Peggy Whitson returned to Earth on Saturday with an out-of-this-world record under her belt. After spending 288 days at the International Space Station on her latest mission, the NASA astronaut and biochemist has clocked more cumulative hours in space than any other American in history and any other woman on Earth.
Whitson has now spent a total of 665 days in space, including two previous ISS missions in 2002 and 2007-2008. Her space endurance record far surpasses the previous NASA record of 534 days, which was set by astronaut Jeff Williams last year.
Globally, she’s now ranked eighth for the most amount of time spent in space. Russia’s Fyodor Yurchikhin, a cosmonaut who returned from the ISS with Whitson on Saturday, is in the seventh spot with 673 days in space. The top place belongs to another Russian, Gennady Padalka, who has spent 879 days off of Earth.

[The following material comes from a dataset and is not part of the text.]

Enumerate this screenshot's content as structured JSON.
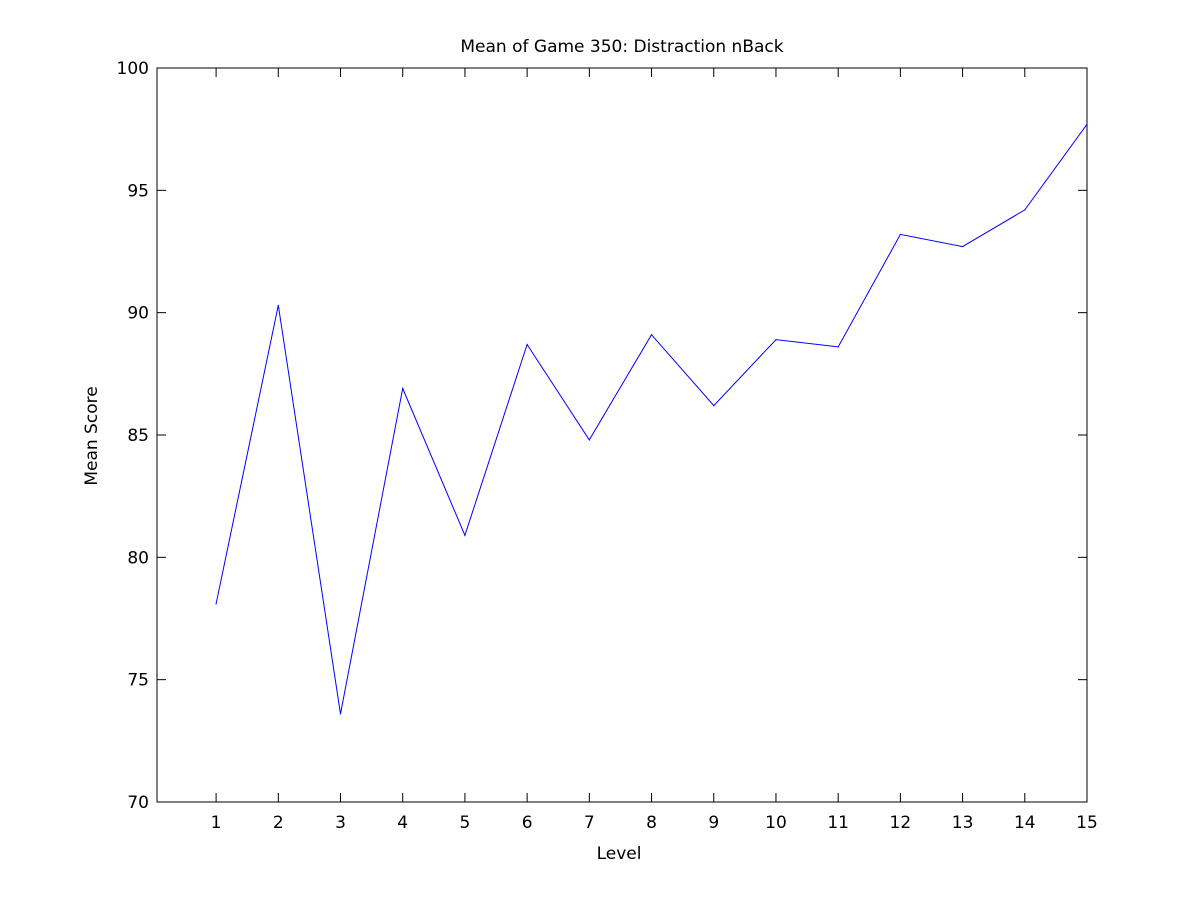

Whitson, 57, is no stranger to smashing records. As the Associated Press notes, she’s now the world’s oldest spacewoman and the most experienced female spacewalker.
Back in 2008, during her second ISS mission, Whitson became the first woman to command the space station. She was named commander again on her latest mission to the ISS.
Speaking from orbit in April, Whitson said she hopes to continue her trailblazing ways.
“I would definitely like to go to the moon or Mars or some other destination,” Whitson said. “Space Station has been phenomenal but I would like to take some of the next steps. I’m not sure if I will last that long, but I’ll give it my best.”
We’d sure place our bets on you, Peggy.